Saturday, October 18, 2014

Complex

One day, right in the middle of the introductory psychology class I taught, a student ran through the classroom door and then just stood there.  I recognized him as an autistic Special Ed. student who was usually accompanied by an aide.  My class recognized him too.
"Hello," I said, "welcome to our psychology class."  He said nothing, but instead ran over to a small bookcase behind my desk in one corner of the room.  My students and I were spellbound.  After a few minutes, he selected a small pink volume from the top row of the shelf.  Without a word, he ran out the door.  I recognized the book as Eudora Welty's One Writer's Beginnings.   Thinking I'd better check with the Special Ed. teacher a few doors down I reached for my classroom phone.  Just then his aide came in, quickly apologized and left.  I never mentioned the book and my students were asking if I ever expected to see it again.  "Guess, we'll find out one of these days," I said.
What followed was a spur of the moment class discussion about autism and a few related things.  More proof that teaching "moments" are unpredictable, happen randomly, and often take their place among the most memorable experiences in an otherwise routine school day.
I think one of the reasons that my class was so responsive and "chill" throughout this little incident is that a few Special Ed. students were sitting right there too.  The introductory psych classes were de-tracked, like most of my schools classes, and composed of the widest variety of learning abilities and learning styles.  As an elective, the students were engaged and eager to share their own experiences and perspectives. The wanted to be there. Typical groups in that class might be composed of students who were headed off to Ivy League schools or the local community college.  Students who would be first generation college students and others whose parents taught at nearby U C Berkeley.  National Merit scholars and students who were headed to the military or the workforce within a year or two at most.
Working with this kind of class really taught me some remarkable lessons on how kids learn within the confines of a typical classroom environment.  It's hardly the same way, as you might expect.  Students learn concepts and skills that never make any textbook or set of standards too.
In one of the aforementioned psychology classes was a student who was a classic visual learner.  He was in my classroom right about the time computer art was first becoming popular.  An immigrant from China, James was the son of a Chinese woman and a British ex-patriot.  His parents were older, if not elderly and he'd spent most of his time in the U.S. as a Special Ed. student.  James enjoyed psychology but his Asperger's necessitated sitting near the front of the room where he felt safe near the teacher.  Over time, I began to see some of James' art work.  He began spending his lunch period in my classroom using a computer or just making ink sketches.  He seldom talked with his peers.
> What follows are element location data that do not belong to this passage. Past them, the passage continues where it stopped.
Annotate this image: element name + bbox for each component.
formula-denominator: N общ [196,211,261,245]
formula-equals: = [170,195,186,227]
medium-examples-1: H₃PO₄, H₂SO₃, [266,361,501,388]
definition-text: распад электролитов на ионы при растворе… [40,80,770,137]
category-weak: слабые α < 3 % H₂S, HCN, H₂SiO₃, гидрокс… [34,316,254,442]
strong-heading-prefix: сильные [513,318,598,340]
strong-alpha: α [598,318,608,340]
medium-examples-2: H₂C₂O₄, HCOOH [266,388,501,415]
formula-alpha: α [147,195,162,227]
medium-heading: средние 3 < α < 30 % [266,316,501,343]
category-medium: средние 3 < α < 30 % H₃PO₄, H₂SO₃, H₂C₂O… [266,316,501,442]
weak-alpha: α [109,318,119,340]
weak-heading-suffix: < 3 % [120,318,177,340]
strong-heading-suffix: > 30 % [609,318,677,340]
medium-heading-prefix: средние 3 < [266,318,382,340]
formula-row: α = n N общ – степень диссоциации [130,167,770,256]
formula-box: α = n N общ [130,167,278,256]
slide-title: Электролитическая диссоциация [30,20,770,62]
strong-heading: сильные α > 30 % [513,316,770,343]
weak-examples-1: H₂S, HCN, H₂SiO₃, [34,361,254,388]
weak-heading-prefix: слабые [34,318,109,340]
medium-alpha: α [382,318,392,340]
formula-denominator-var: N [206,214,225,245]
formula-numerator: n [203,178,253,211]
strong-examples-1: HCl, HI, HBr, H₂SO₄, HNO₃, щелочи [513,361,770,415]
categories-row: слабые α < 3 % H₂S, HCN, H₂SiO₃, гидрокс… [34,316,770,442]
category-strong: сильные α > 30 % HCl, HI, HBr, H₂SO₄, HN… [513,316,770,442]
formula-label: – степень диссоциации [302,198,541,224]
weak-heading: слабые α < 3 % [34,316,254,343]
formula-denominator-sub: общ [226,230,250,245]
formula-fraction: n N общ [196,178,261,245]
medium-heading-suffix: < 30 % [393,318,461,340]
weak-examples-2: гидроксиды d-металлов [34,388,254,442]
Until...they began to see some of his computer art.  He made new friends.  many pieces fit neatly into the Fantasy genre so popular with teenagers.
What was particularly fascinating about this art was its complexity.  It was abundantly clear that James had a fine mind, even if he couldn't always represent his knowledge in conventional ways.
Later on in the semester the class was studying personality theory in groups.  Each group was assigned a theorist and the task of teaching the class, through a group presentation, about that particular approach to personality theory.  Using a case study the class had discussed thoroughly gave students an opportunity to apply the new concepts learned for each subsequent theory presented. James was working with the Alfred Adler group.  His work for the group's presentation remains, in my view, an excellent example of visual intelligence.  Though he could barely write a cogent paragraph, James displayed incisive knowledge of Adler's personality theory through the drawings he made to illustrate the various concepts his group discussed.

These concepts included Adler's Inferiority Complex, his ideas on the importance of the mother, and his views on organ inferiority. Nobody told him what to draw.  The groups simply read and discussed their assigned theorist's ideas and decided on how best to convey them to their classmates.
Here are a few of the drawings:


Oh yeah, one more thing.  About two weeks after that little book disappeared, the student who "borrowed" it returned.  Saying nothing, he placed it on the top shelf exactly where it had been and then walked out the door.